A conferência conjuga a cidadania com as temáticas mais habituais do risco e da segurança, num “triângulo virtuoso” que a torna “invulgar”, como diz Duarte Caldeira, do Centro de Estudos e Intervenção em Protecção Civil (CEIPC), que integra a organização conjuntamente com a Câmara Municipal de Setúbal (CMS), o Instituto de Geografia e Ordenamento do Território (IGOT), o Instituto Politécnico de Setúbal (IPS) e o Fórum Europeu de Segurança Urbana (FESU).

“Tendo em consideração o momento actual de geopolítica, as guerras e o terrorismo, as crises económicas e financeiras e os impactos que uma e outras têm na vida dos cidadãos entendemos como fundamental associar a abordagem dos riscos e da segurança, atribuindo o papel central ao cidadão”, disse Duarte Caldeira ao PÚBLICO.

A organização procura estudar os fenómenos da segurança pela perspectiva dos efeitos sociais que geram, olhando, por exemplo para questões actuais como a migração em massa.

“É aqui [no domínio da cidadania] que consideramos que existem os maiores défices na acção política. Os riscos e segurança são abordados em múltiplos fóruns internacionais mas, embora as resoluções sejam muito influenciadas pelos efeitos, não é atribuído ao cidadão a relevância que ele necessariamente tem que ter.”, acrescenta Duarte Caldeira.

Segundo este responsável, os cidadãos têm um papel a desempenhar no âmbito da Protecção Civil, por duas vias; “pelo controle democrático dos poderes públicos e na autoprotecção”, que pode ser potenciada com conhecimento e formação.

“Cidadania, porque geralmente esquecemo-nos que estes problemas afectam as pessoas e as sociedades muitas vezes não estão preparadas”, complementa Luís Bucho.

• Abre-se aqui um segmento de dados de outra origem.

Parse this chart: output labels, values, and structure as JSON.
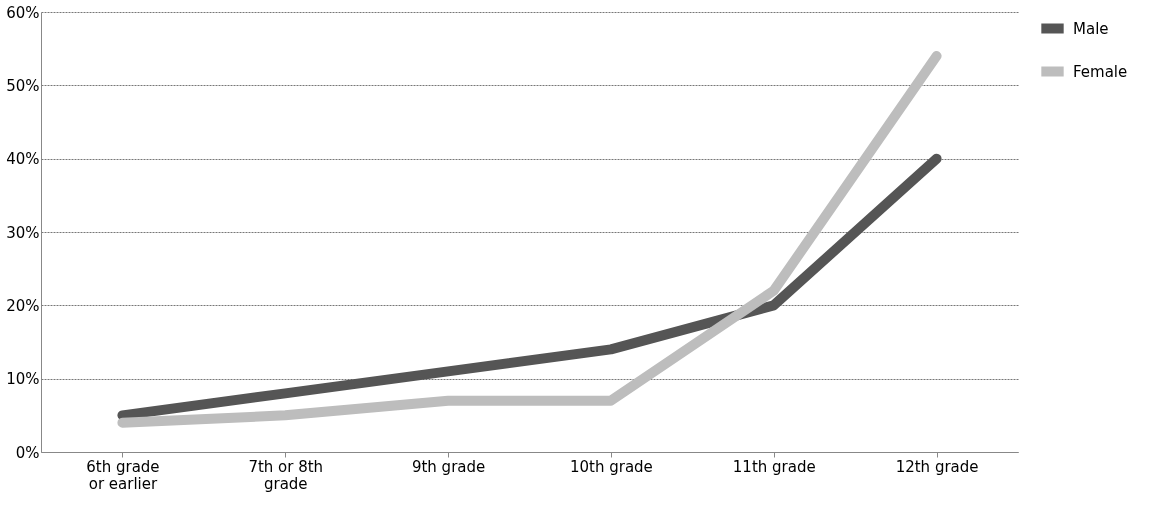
{
  "chart_data": {
    "type": "line",
    "categories": [
      "6th grade or earlier",
      "7th or 8th grade",
      "9th grade",
      "10th grade",
      "11th grade",
      "12th grade"
    ],
    "series": [
      {
        "name": "Male",
        "color": "#555555",
        "values": [
          5,
          8,
          11,
          14,
          20,
          40
        ]
      },
      {
        "name": "Female",
        "color": "#bdbdbd",
        "values": [
          4,
          5,
          7,
          7,
          22,
          54
        ]
      }
    ],
    "ylim": [
      0,
      60
    ],
    "yticks": [
      {
        "value": 0,
        "label": "0%"
      },
      {
        "value": 10,
        "label": "10%"
      },
      {
        "value": 20,
        "label": "20%"
      },
      {
        "value": 30,
        "label": "30%"
      },
      {
        "value": 40,
        "label": "40%"
      },
      {
        "value": 50,
        "label": "50%"
      },
      {
        "value": 60,
        "label": "60%"
      }
    ],
    "grid": "y",
    "legend": "right",
    "marker": "none",
    "line_style": "solid"
  }
}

O encontro de Setúbal prossegue as decisões da III Conferencia Mundial das Nações Unidas para a Redução do Risco de Desastre, realizada em Sendai, no japão, em 2015, de que resultou o chamado Marco de Sendai, que define como objectivo para 15 anos à escala global a redução substancial dos riscos de desastres e perdas de vidas, de meios de subsistência e activos económicos, sociais, culturais e ambientais, das pessoas, empresas, comunidades e países.

O responsável do Centro de Estudos e Intervenção em Protecção Civil diz que “com estas características, abrangendo uma diversidade de temas mas com uma perspectiva integrada, não há memória de realização de uma iniciativa destas em Portugal”.

Lisboa e Setúbal com (quase) todos os riscos

Os distritos de Setúbal e Lisboa enfrentam quase todos os riscos do catálogo definido pela ONU, com apenas duas excepções. Os riscos comuns a ambos os distritos são as catástrofes naturais, como sismos, tsunamis ou inundações, acidentes aéreos, transporte marítimo, ferroviário ou rodoviário.

No distrito de Setúbal apenas o risco vulcânico não existe. Nesta região não falta sequer o risco tecnológico, o de acidentes com indústrias consideradas perigosas (Indústrias Seveso), porque existem fábricas com esta classificação na Mitrena e Arrábida, concelho de Setúbal, e também no Barreiro.

Já no caso Lisboa, além da mesma ausência de risco vulcânico, inexiste também o risco tecnológico directo, embora a capital não esteja livre de ser afectada por consequências de acidentes industriais, através de nuvens tóxicas ou contaminação de águas.

Pela mesma razão, esta região da grande Lisboa não está isenta também de risco nuclear, tendo em conta a proximidade da Central Nuclear Espanhola de Almaraz e a sua localização junto ao curso do rio Tejo.

A história mostra-nos como o risco de sismos é particularmente relevante em Lisboa e Setúbal. Sobretudo pelo de 1755, mas não só. José Luís Bucho, da Protecção Civil de Setúbal, lembra o relativamente recente grande terramoto de 1969, para defender que “a memória faz muita falta” à protecção das pessoas, e que o conhecimento e a preparação são particularmente importantes em casos de sismos e tsunamis.